Switch to hipblaslt from rocblas
This issue is for adding functionality for switch to hipblaslt from rocblas.
Talked to Jimmy from the hipBLASLt team for issue seen with hipBLASLt not finding the solution for FP8 inputs.
There are only few solutions for TT F8 input,F8output. Those solutions only support N >= 16.
N=16 can find solution.
./hipblaslt-bench -m 8 -n 16 -k 8 --stride_a 0 --stride_b 0 --stride_c 0 --stride_d 0 --stride_e 0 --alpha 1 --beta 0 --transA T --transB T --batch_count 1 --a_type f8_r --b_type f8_r --c_type f8_r --d_type f8_r --compute_type f32_r --scale_type f32_r
He asked:
Do you really need to run this kind of small size?
Edit: Discussed with the team, feedback was that we need hipblaslt to work for this. Opened a JIRA ticket for this.
Did some performance runs for bert_base_cased_1 to determine performance of rocblas vs hipblaslt: Performance_hipBLASLt_bert_base_cased.xlsx
~The numbers are quite similar with the worst degradation for batch size 1 at 8%~.
Edit: Turns out MLIR did not get disabled during the runs, so the performance numbers are not reflective of rocblas vs hipblaslt changes.
Looking at make check failures for hipblaslt branch...
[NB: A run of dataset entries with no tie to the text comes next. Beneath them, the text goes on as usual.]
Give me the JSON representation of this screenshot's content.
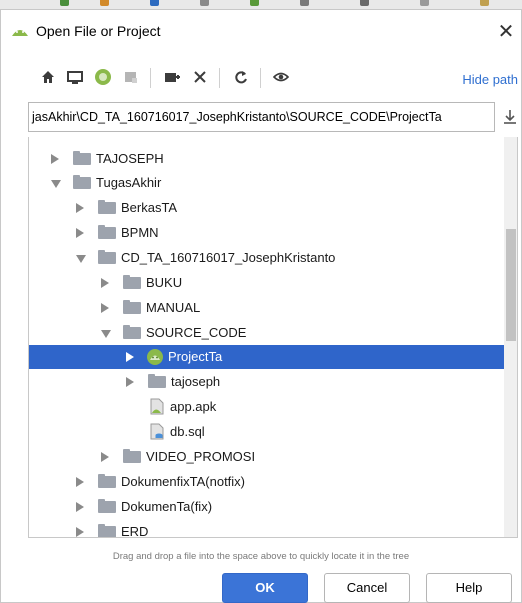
{
  "window": {
    "title": "Open File or Project",
    "close_glyph": "✕"
  },
  "toolbar": {
    "icons": [
      "home-icon",
      "desktop-icon",
      "project-icon",
      "module-icon",
      "new-folder-icon",
      "delete-icon",
      "refresh-icon",
      "show-hidden-icon"
    ],
    "hide_path_label": "Hide path"
  },
  "path": {
    "value": "jasAkhir\\CD_TA_160716017_JosephKristanto\\SOURCE_CODE\\ProjectTa"
  },
  "tree": {
    "items": [
      {
        "label": "TAJOSEPH",
        "type": "folder",
        "state": "collapsed"
      },
      {
        "label": "TugasAkhir",
        "type": "folder",
        "state": "expanded"
      },
      {
        "label": "BerkasTA",
        "type": "folder",
        "state": "collapsed"
      },
      {
        "label": "BPMN",
        "type": "folder",
        "state": "collapsed"
      },
      {
        "label": "CD_TA_160716017_JosephKristanto",
        "type": "folder",
        "state": "expanded"
      },
      {
        "label": "BUKU",
        "type": "folder",
        "state": "collapsed"
      },
      {
        "label": "MANUAL",
        "type": "folder",
        "state": "collapsed"
      },
      {
        "label": "SOURCE_CODE",
        "type": "folder",
        "state": "expanded"
      },
      {
        "label": "ProjectTa",
        "type": "project",
        "state": "collapsed",
        "selected": true
      },
      {
        "label": "tajoseph",
        "type": "folder",
        "state": "collapsed"
      },
      {
        "label": "app.apk",
        "type": "apk-file"
      },
      {
        "label": "db.sql",
        "type": "sql-file"
      },
      {
        "label": "VIDEO_PROMOSI",
        "type": "folder",
        "state": "collapsed"
      },
      {
        "label": "DokumenfixTA(notfix)",
        "type": "folder",
        "state": "collapsed"
      },
      {
        "label": "DokumenTa(fix)",
        "type": "folder",
        "state": "collapsed"
      },
      {
        "label": "ERD",
        "type": "folder",
        "state": "collapsed"
      }
    ]
  },
  "hint": "Drag and drop a file into the space above to quickly locate it in the tree",
  "buttons": {
    "ok": "OK",
    "cancel": "Cancel",
    "help": "Help"
  },
  "colors": {
    "selection": "#2f65ca",
    "accent": "#3b74d7",
    "link": "#2f6fd0",
    "android_green": "#8bb94a"
  }
}
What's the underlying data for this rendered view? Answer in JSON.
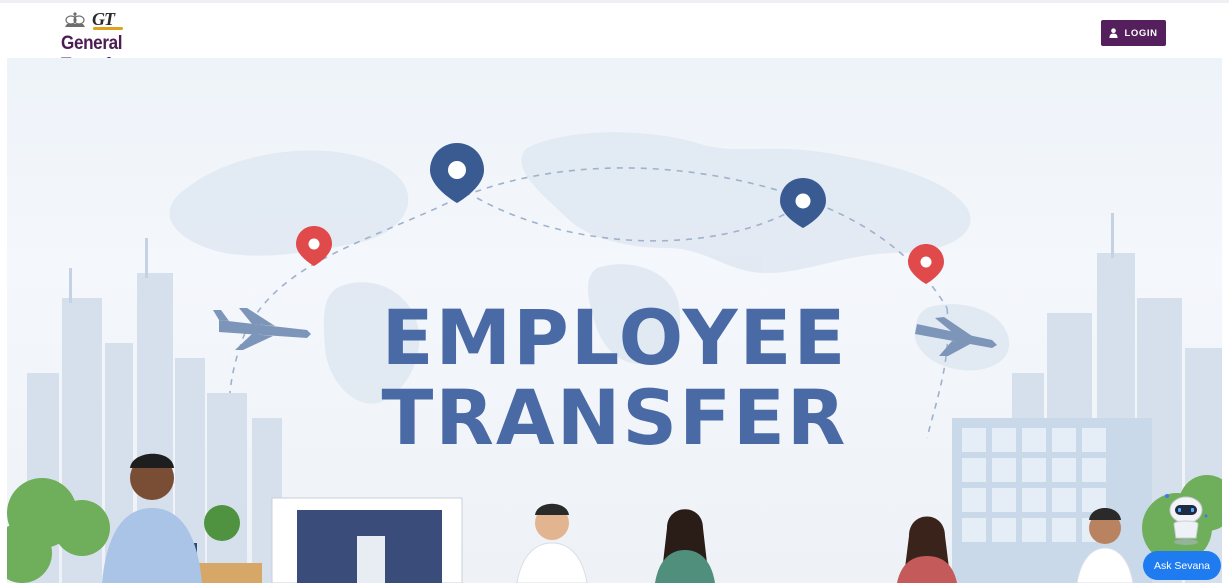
{
  "header": {
    "logo_mark": "GT",
    "logo_title": "General Transfer",
    "login_label": "LOGIN"
  },
  "hero": {
    "title_line1": "EMPLOYEE",
    "title_line2": "TRANSFER"
  },
  "chat": {
    "button_label": "Ask Sevana"
  },
  "colors": {
    "brand_purple": "#541f5c",
    "title_blue": "#4a6aa6",
    "chat_blue": "#1f7bf0",
    "pin_navy": "#3a5b92",
    "pin_red": "#e04a4a"
  },
  "icons": [
    "emblem-icon",
    "user-icon",
    "map-pin-icon",
    "airplane-icon",
    "chatbot-icon"
  ]
}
The following tests FAILED:
94 - test_gpu_gemm_tune (Failed)
348 - test_verify_general (Failed)
350 - test_verify_conv (Failed)
351 - test_verify_gemm (Failed)
One failure of interest:
[ RUN ] test_conv<migraphx::shape::fp8e4m3fnuz_type>
[Warning] : MIGraphX has BETA support for FP8. Using FP8 may result in incorrect final outputs
module: "main"
w = @param:w -> fp8e4m3fnuz_type, {4, 3, 3, 3}, {27, 9, 3, 1}
x = @param:x -> fp8e4m3fnuz_type, {4, 3, 3, 3}, {27, 9, 3, 1}
@2 = allocate[shape=fp8e4m3fnuz_type, {4, 4, 1, 1}, {4, 1, 1, 1},buf_type=nullopt] -> fp8e4m3fnuz_type, {4, 4, 1, 1}, {4, 1, 1, 1}
@3 = gpu::miopen_op[op=gpu::convolution[op={padding={0, 0, 0, 0},stride={1, 1},dilation={1, 1},group=1,padding_mode=0},solution_object={binary_object: 0},algo=0,solution_id=0]](x,w,@2) -> fp8e4m3fnuz_type, {4, 4, 1, 1}, {4, 1, 1, 1}
FAILED: test_conv<migraphx::shape::fp8e4m3fnuz_type>
what(): /code/AMDMIGraphX/AMDMIGraphX/src/targets/gpu/include/migraphx/gpu/miopen.hpp:147: make_tensor: MAKE_TENSOR: unsupported type
CMake Error at gdb/test_test_verify_conv/run.cmake:16 (message):
Test failed
Addressing comments on the PR.
Did some more performance runs for bert_base_cased_1 to determine performance of rocblas vs hipblaslt for FP32 and FP16. FP16 numbers show a perf improvement of ~19% to 47% depending on batch size. FP32 numbers have a degradation of about 1.32% to 4.15% (for batch sizes 1, 2, 8), with batch 4 showing performance improvement of ~4%. I have also collected total times and GPU GEMM time numbers in the runs.